In the new paper published in PLOS Computational Biology [PDF], the team worked with seven epilepsy patients who had already been given temporary electrode implants in their brain to monitor their seizures. In front of a computer, the patients were shown pictures of human faces, houses, and blank gray screens randomly for just 400 milliseconds at a time (they were told to be on the look out for an upside-down house).

The electrodes in their brains were hooked up to a software that had been programmed to detect two specific brain signal properties: "event-related potentials" that occur in immediate response to an image and "broadband spectral changes" that linger after an image has already been seen. By digitizing brain signals at a rate of 1000 times per second, the software was able to pinpoint which combination of electrode locations and signals best matched the image the patients saw in front of them.

After an initial round to get the software up to speed, the patients were then shown an entirely new set of pictures. The computer was able to detect with 96 percent accuracy whether subjects were being shown a face, a house, or a blank screen without being exposed to the new pictures beforehand.

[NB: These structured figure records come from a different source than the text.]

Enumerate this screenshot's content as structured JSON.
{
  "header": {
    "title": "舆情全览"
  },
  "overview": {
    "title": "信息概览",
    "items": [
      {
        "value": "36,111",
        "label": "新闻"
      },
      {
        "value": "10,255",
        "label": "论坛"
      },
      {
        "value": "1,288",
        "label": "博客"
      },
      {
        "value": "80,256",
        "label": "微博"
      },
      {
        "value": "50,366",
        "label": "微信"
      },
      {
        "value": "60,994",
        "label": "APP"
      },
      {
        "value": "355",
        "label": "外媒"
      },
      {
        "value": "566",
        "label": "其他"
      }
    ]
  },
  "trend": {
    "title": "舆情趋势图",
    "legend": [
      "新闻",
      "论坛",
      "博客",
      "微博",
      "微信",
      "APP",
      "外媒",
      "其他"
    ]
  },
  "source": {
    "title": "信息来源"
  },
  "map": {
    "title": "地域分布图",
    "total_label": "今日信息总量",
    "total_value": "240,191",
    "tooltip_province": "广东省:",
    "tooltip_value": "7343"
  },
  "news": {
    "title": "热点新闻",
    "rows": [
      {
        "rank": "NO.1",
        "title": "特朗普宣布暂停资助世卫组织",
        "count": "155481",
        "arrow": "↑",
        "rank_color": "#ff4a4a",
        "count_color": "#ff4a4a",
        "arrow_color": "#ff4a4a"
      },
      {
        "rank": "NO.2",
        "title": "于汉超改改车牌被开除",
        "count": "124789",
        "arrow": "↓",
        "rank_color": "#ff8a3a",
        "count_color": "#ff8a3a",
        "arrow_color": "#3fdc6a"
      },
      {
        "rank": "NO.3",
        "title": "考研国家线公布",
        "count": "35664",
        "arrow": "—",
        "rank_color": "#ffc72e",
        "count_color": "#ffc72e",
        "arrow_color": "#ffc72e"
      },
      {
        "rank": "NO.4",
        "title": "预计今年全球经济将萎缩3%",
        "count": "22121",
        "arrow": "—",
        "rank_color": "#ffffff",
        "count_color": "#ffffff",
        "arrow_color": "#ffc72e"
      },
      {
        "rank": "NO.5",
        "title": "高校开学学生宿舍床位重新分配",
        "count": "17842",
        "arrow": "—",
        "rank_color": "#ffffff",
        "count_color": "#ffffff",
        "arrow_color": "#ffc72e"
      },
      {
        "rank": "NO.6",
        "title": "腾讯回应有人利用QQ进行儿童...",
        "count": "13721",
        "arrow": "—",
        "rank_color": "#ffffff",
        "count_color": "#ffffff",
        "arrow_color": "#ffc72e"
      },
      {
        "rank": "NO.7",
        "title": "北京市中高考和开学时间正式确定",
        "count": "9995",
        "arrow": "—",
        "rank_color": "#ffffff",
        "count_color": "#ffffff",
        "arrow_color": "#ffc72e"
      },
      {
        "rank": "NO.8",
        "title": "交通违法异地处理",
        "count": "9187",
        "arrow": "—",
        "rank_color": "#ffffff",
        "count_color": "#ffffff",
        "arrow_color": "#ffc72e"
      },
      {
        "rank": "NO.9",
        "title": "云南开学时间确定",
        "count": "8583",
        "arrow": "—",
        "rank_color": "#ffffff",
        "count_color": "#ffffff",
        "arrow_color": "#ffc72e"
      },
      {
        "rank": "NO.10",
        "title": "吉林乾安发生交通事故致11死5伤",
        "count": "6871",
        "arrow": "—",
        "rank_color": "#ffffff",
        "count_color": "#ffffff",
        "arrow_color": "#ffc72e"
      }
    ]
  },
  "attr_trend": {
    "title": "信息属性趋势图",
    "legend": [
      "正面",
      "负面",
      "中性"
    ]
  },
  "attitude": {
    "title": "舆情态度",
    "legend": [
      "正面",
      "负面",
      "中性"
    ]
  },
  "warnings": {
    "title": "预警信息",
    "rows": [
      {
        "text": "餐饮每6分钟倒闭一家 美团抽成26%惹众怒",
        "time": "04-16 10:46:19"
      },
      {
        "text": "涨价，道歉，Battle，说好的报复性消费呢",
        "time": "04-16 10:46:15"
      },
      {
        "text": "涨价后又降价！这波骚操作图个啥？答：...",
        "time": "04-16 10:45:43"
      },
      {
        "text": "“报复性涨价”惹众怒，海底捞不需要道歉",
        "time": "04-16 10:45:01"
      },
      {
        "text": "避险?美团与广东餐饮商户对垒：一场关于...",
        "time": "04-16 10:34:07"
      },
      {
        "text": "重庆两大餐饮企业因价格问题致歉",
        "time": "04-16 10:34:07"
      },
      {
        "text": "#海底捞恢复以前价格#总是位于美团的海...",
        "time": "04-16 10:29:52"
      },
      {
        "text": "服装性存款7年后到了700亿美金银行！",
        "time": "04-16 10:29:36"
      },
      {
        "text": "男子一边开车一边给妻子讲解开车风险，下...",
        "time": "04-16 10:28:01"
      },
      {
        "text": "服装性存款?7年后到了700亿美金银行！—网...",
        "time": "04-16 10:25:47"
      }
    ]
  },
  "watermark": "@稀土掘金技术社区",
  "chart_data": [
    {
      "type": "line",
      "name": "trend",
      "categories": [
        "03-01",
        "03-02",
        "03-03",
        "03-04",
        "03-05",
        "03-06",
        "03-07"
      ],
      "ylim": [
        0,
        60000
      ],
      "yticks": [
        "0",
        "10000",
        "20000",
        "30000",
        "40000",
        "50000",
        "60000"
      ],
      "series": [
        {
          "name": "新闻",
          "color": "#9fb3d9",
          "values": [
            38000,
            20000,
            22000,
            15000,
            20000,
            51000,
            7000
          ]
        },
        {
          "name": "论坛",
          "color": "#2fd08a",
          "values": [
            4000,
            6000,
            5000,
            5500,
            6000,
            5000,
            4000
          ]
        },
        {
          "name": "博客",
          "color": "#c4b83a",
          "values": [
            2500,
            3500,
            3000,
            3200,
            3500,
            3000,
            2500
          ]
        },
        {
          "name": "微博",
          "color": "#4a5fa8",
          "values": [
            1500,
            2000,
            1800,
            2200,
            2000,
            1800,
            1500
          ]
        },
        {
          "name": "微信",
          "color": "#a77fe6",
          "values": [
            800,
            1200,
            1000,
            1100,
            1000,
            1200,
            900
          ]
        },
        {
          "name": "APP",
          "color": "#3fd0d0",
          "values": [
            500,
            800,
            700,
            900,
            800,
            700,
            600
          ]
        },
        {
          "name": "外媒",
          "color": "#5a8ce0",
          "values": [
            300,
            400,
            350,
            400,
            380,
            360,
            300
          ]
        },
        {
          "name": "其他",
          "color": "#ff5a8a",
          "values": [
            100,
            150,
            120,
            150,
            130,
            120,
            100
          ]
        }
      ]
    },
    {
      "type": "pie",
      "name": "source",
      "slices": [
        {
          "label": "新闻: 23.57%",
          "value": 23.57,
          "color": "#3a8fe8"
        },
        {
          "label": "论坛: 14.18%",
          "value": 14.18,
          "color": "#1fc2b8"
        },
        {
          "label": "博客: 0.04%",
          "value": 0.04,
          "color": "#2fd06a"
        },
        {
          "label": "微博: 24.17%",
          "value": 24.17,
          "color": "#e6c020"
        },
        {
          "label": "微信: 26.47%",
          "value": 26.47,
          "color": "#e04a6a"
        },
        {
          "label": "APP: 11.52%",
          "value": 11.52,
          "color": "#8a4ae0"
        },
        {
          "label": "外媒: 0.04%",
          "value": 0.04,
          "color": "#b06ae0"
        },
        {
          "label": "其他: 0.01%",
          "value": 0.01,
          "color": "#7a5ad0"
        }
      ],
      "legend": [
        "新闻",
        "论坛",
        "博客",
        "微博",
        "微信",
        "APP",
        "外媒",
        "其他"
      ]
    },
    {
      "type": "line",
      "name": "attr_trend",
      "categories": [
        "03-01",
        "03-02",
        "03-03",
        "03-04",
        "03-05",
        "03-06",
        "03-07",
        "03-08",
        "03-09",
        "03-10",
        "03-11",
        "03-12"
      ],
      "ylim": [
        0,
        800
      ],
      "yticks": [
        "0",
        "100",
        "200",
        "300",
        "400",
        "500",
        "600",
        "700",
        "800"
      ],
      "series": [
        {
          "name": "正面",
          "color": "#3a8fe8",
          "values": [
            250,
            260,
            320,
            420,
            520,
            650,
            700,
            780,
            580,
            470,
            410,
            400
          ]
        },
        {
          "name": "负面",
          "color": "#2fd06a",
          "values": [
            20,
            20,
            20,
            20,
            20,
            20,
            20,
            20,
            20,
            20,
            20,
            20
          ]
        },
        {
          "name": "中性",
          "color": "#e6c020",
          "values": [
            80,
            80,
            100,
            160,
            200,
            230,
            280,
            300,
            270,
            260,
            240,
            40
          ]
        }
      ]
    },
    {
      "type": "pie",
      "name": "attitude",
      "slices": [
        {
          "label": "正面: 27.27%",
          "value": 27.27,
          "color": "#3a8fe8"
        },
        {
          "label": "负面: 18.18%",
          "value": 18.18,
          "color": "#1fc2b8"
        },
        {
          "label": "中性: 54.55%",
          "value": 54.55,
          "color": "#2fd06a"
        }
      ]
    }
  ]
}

Researchers credited the computer’s success rate to its ability to detect not one but two separate brain signals. As they state in the study, both event-related potentials and broadband spectral changes "capture different and complementary aspects of the subject’s perceptual state." This insight could be used to shed light on how the brain is able to translate complex images like pictures on a screen.

It’s important to note, as Gizmodo does, that while the results are interesting, the study was still quite limited. Experiments conducted further down the road would ideally include more diverse sets of images divided up into different categories. In the future, the brain decoding technology could be used to build devices to help patients with paralysis and other disabilities communicate.